Multimodal Teaching Strategies

Multimodal teaching provides students the opportunity to learn through a variety of facets.

Multimodal teaching is a style in which students learn material through a number of different sensory modalities. For example, a teacher will create a lesson in which students learn through auditory and visual methods, or visual and tactile methods. Teachers can use any combination of learning modalities; however in multimodal teaching, a teacher must utilize more than one. This successful teaching style implements many strategies to ensure students understand and retain information.

1 Basics

Multimodal teaching has proven to increase student’s test scores. Multimodal teaching is successful because it appeals to all learning styles. Students are ensured to receive their lesson by one or more modality, through which they learn best. Unimodality is another teaching style, in which students receive information through only one modality, such as a visual diagram, or a lecture. In multimodal learning, a teacher will implement a visual to reinforce the lecture or create a multimedia presentation that goes along with the lesson. This interactive teaching style breaks monotony and reinforces overall learning.

2 Avoiding Overload

One of the teaching strategies that multimodal teachers will implement is working to avoid the potential overload that comes with multimodal learning. If the lesson becomes overly complicated and stimulating, students will begin to miss out on the larger message at hand. Overload comes from bogging the lesson down with too many inputs or modalities at once. Teachers will keep modalities both focused and organized. They will also switch activities and lessons every 15 to 20 minutes, as this is the point at which students begin to tune out and lose focus.

3 Focus and Organization

Teachers will implement strategic focus and organization for their students during multimodal learning. Otherwise, they run the risk of information passing over their students without them truly absorbing the lesson. Each modality will work in conjunction with the other, creating a presentation in which words, pictures and multimedia all have a purpose at a logical time within the lesson. Auditory and visual cues that are separated by too much time or space within the lesson will lose impact. With the proper organization and focus, multimodal lessons engage memory and encourage thinking.

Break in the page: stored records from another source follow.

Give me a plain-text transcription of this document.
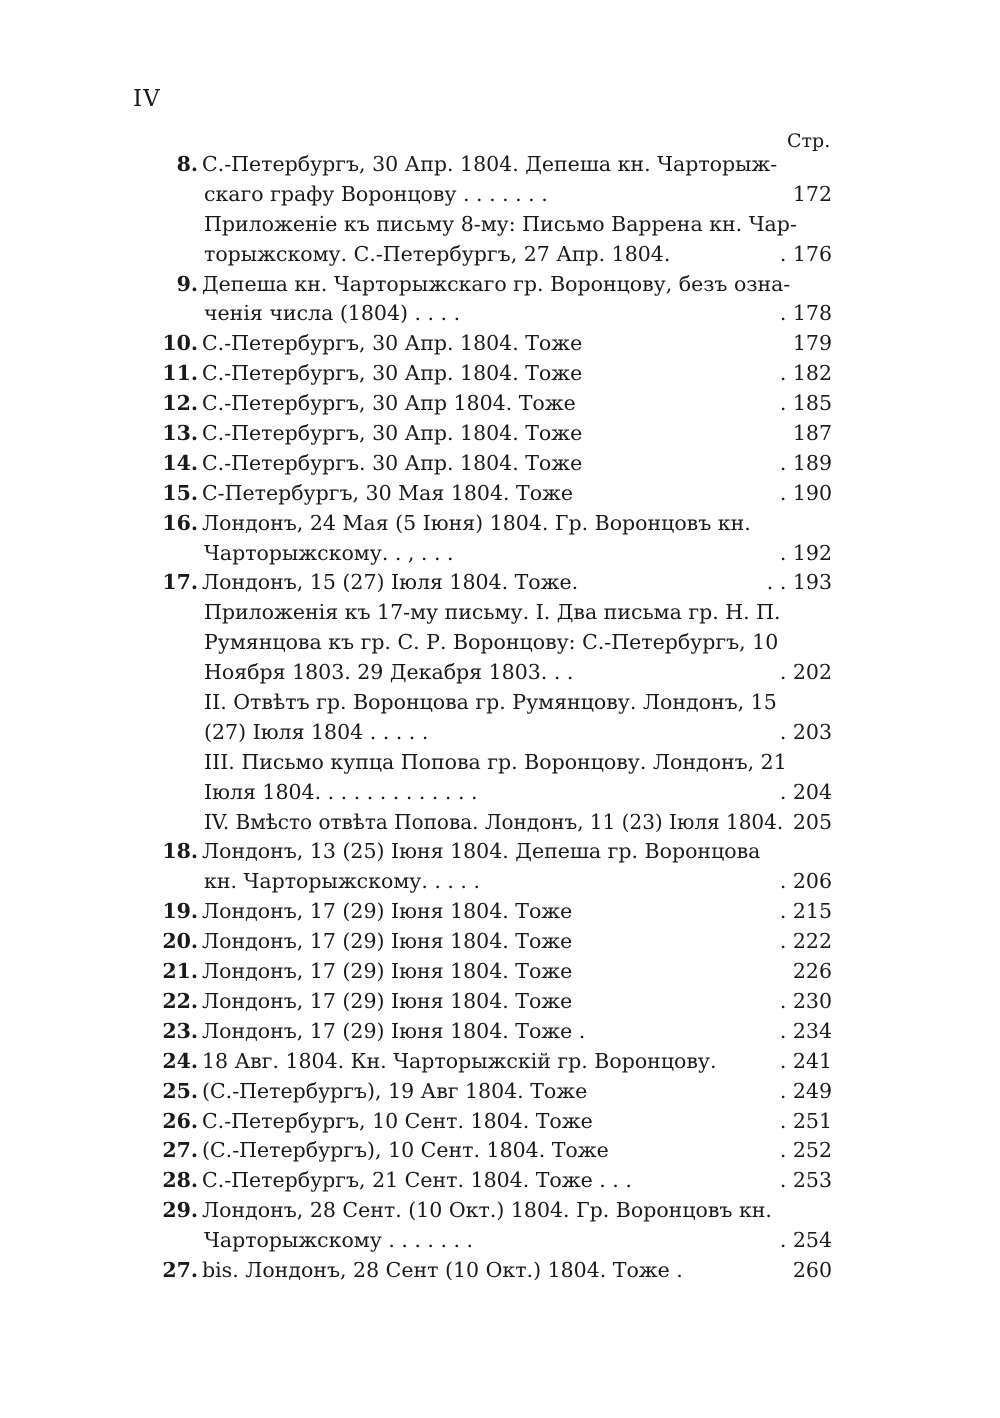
IV
Стр.
8. С.-Петербургъ, 30 Апр. 1804. Депеша кн. Чарторыж-
скаго графу Воронцову . . . . . . .	172
Приложеніе къ письму 8-му: Письмо Варрена кн. Чар-
торыжскому. С.-Петербургъ, 27 Апр. 1804.	. 176
9. Депеша кн. Чарторыжскаго гр. Воронцову, безъ озна-
ченія числа (1804) . . . .	. 178
10. С.-Петербургъ, 30 Апр. 1804. Тоже	179
11. С.-Петербургъ, 30 Апр. 1804. Тоже	. 182
12. С.-Петербургъ, 30 Апр 1804. Тоже	. 185
13. С.-Петербургъ, 30 Апр. 1804. Тоже	187
14. С.-Петербургъ. 30 Апр. 1804. Тоже	. 189
15. С-Петербургъ, 30 Мая 1804. Тоже	. 190
16. Лондонъ, 24 Мая (5 Іюня) 1804. Гр. Воронцовъ кн.
Чарторыжскому. . , . . .	. 192
17. Лондонъ, 15 (27) Іюля 1804. Тоже.	. . 193
Приложенія къ 17-му письму. I. Два письма гр. Н. П.
Румянцова къ гр. С. Р. Воронцову: С.-Петербургъ, 10
Ноября 1803. 29 Декабря 1803. . .	. 202
II. Отвѣтъ гр. Воронцова гр. Румянцову. Лондонъ, 15
(27) Іюля 1804 . . . . .	. 203
III. Письмо купца Попова гр. Воронцову. Лондонъ, 21
Іюля 1804. . . . . . . . . . . . .	. 204
IV. Вмѣсто отвѣта Попова. Лондонъ, 11 (23) Іюля 1804. 205
18. Лондонъ, 13 (25) Іюня 1804. Депеша гр. Воронцова
кн. Чарторыжскому. . . . .	. 206
19. Лондонъ, 17 (29) Іюня 1804. Тоже	. 215
20. Лондонъ, 17 (29) Іюня 1804. Тоже	. 222
21. Лондонъ, 17 (29) Іюня 1804. Тоже	226
22. Лондонъ, 17 (29) Іюня 1804. Тоже	. 230
23. Лондонъ, 17 (29) Іюня 1804. Тоже .	. 234
24. 18 Авг. 1804. Кн. Чарторыжскій гр. Воронцову.	. 241
25. (С.-Петербургъ), 19 Авг 1804. Тоже	. 249
26. С.-Петербургъ, 10 Сент. 1804. Тоже	. 251
27. (С.-Петербургъ), 10 Сент. 1804. Тоже	. 252
28. С.-Петербургъ, 21 Сент. 1804. Тоже . . .	. 253
29. Лондонъ, 28 Сент. (10 Окт.) 1804. Гр. Воронцовъ кн.
Чарторыжскому . . . . . . .	. 254
27. bis. Лондонъ, 28 Сент (10 Окт.) 1804. Тоже .	260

4 Collaboration and Reinforcement

Another multimodal teaching strategy that teachers will implement is the use of collaboration and exercises that reinforce learning. Lessons are specifically designed to be interactive. Students will also collaborate with one another and work in pairs or groups. The overall goal is to get students to use as many different learning modalities as possible to absorb the material. Lessons are reinforced by repeating the same, or similar, material through many different modalities. When concepts are repeated, students have a better chance of retaining the information. Quizzes and tests give teachers a measure to see which modality works best for their students. Homework and supplementary activities also serve as a review.